Monday, February 21, 2005

Il pleut sur la ville...

... Comme il pleure dans mon coeur.

It's been raining a lot lately, perhaps more this year than any on record. Lake Hodges may overflow for the first time since 1998. And it was just at 15% capacity last year.

I intend to go to the writing class tomorrow, but will have to reassess the situation in the morning. This week only two stories were submitted--then a third was added at the last moment--illness and lethargy are taking their toll.

I have been asked to be a judge in the annual contest of the SDBAA. Free books to read! And a new role for me, which is something that I have background for as a trained critic. I am eagerly anticipating my shipment in the mail.

What else? Oh yeah, Shadows of Saturn rejected Europa's Children. I need to figure out where to send that story next. Got to keep things in circulation.

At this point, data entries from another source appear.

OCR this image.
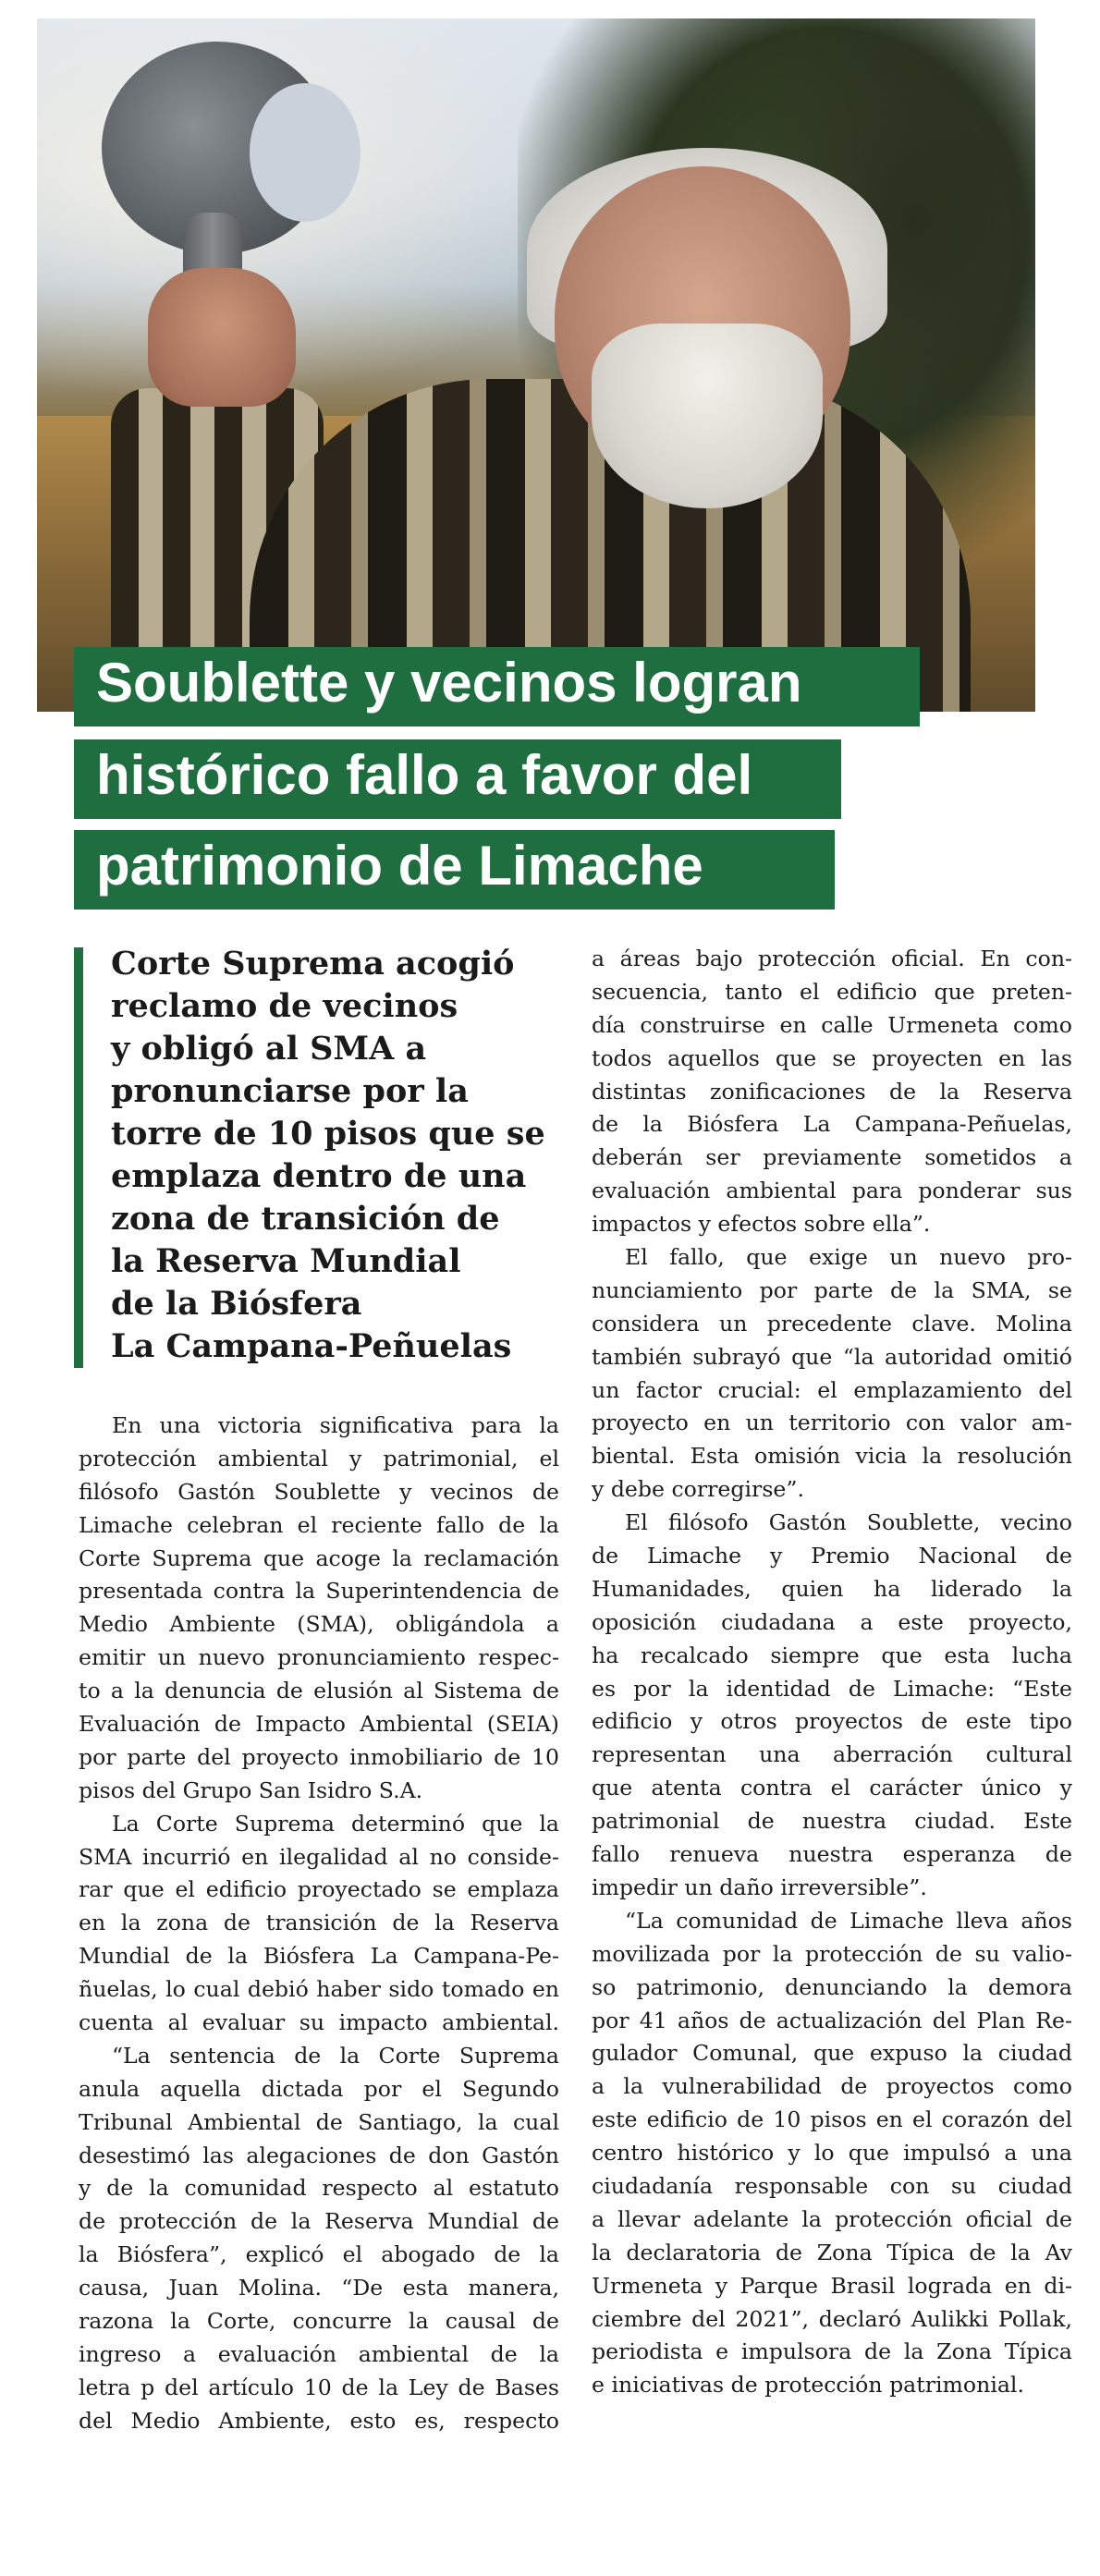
Soublette y vecinos logran
histórico fallo a favor del
patrimonio de Limache
Corte Suprema acogió
reclamo de vecinos
y obligó al SMA a
pronunciarse por la
torre de 10 pisos que se
emplaza dentro de una
zona de transición de
la Reserva Mundial
de la Biósfera
La Campana-Peñuelas
En una victoria significativa para la
protección ambiental y patrimonial, el
filósofo Gastón Soublette y vecinos de
Limache celebran el reciente fallo de la
Corte Suprema que acoge la reclamación
presentada contra la Superintendencia de
Medio Ambiente (SMA), obligándola a
emitir un nuevo pronunciamiento respec-
to a la denuncia de elusión al Sistema de
Evaluación de Impacto Ambiental (SEIA)
por parte del proyecto inmobiliario de 10
pisos del Grupo San Isidro S.A.
La Corte Suprema determinó que la
SMA incurrió en ilegalidad al no conside-
rar que el edificio proyectado se emplaza
en la zona de transición de la Reserva
Mundial de la Biósfera La Campana-Pe-
ñuelas, lo cual debió haber sido tomado en
cuenta al evaluar su impacto ambiental.
“La sentencia de la Corte Suprema
anula aquella dictada por el Segundo
Tribunal Ambiental de Santiago, la cual
desestimó las alegaciones de don Gastón
y de la comunidad respecto al estatuto
de protección de la Reserva Mundial de
la Biósfera”, explicó el abogado de la
causa, Juan Molina. “De esta manera,
razona la Corte, concurre la causal de
ingreso a evaluación ambiental de la
letra p del artículo 10 de la Ley de Bases
del Medio Ambiente, esto es, respecto
a áreas bajo protección oficial. En con-
secuencia, tanto el edificio que preten-
día construirse en calle Urmeneta como
todos aquellos que se proyecten en las
distintas zonificaciones de la Reserva
de la Biósfera La Campana-Peñuelas,
deberán ser previamente sometidos a
evaluación ambiental para ponderar sus
impactos y efectos sobre ella”.
El fallo, que exige un nuevo pro-
nunciamiento por parte de la SMA, se
considera un precedente clave. Molina
también subrayó que “la autoridad omitió
un factor crucial: el emplazamiento del
proyecto en un territorio con valor am-
biental. Esta omisión vicia la resolución
y debe corregirse”.
El filósofo Gastón Soublette, vecino
de Limache y Premio Nacional de
Humanidades, quien ha liderado la
oposición ciudadana a este proyecto,
ha recalcado siempre que esta lucha
es por la identidad de Limache: “Este
edificio y otros proyectos de este tipo
representan una aberración cultural
que atenta contra el carácter único y
patrimonial de nuestra ciudad. Este
fallo renueva nuestra esperanza de
impedir un daño irreversible”.
“La comunidad de Limache lleva años
movilizada por la protección de su valio-
so patrimonio, denunciando la demora
por 41 años de actualización del Plan Re-
gulador Comunal, que expuso la ciudad
a la vulnerabilidad de proyectos como
este edificio de 10 pisos en el corazón del
centro histórico y lo que impulsó a una
ciudadanía responsable con su ciudad
a llevar adelante la protección oficial de
la declaratoria de Zona Típica de la Av
Urmeneta y Parque Brasil lograda en di-
ciembre del 2021”, declaró Aulikki Pollak,
periodista e impulsora de la Zona Típica
e iniciativas de protección patrimonial.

I watched the latest episode of Carnivale last night on HBO. Although I still really enjoy the series, I don't find it as intriguing or gripping as last season. Critics hated the ambiguity of last year and the creators strived to make a clearer-cut story line. But I found the essential ambiguity, the wandering through the metaphorical "black blizzard" to be at the heart of the series. The "heart of darkness" is a murky thing, not to be grasped easily. Unless you are George Bush, manichean to the core.

Tonight's reality fare: Fear Factor: Vegas. To be followed immediately by an episode of the fictional series, Vegas. What does it say about a country when its fastest growing city is a wasteland of fake monuments, gambling and prostitution? There are more programs about Las Vegas on TV now than about New York or LA. Why is the public so fascinated by the gaudy extravagance of that gaudy desert hole during a time when the moral mood of the country--at least the red states--seems to be slouching back to the primordial ooze of creationism, censorship and war?

That's a topic to be explored at length later. Back to reading for me.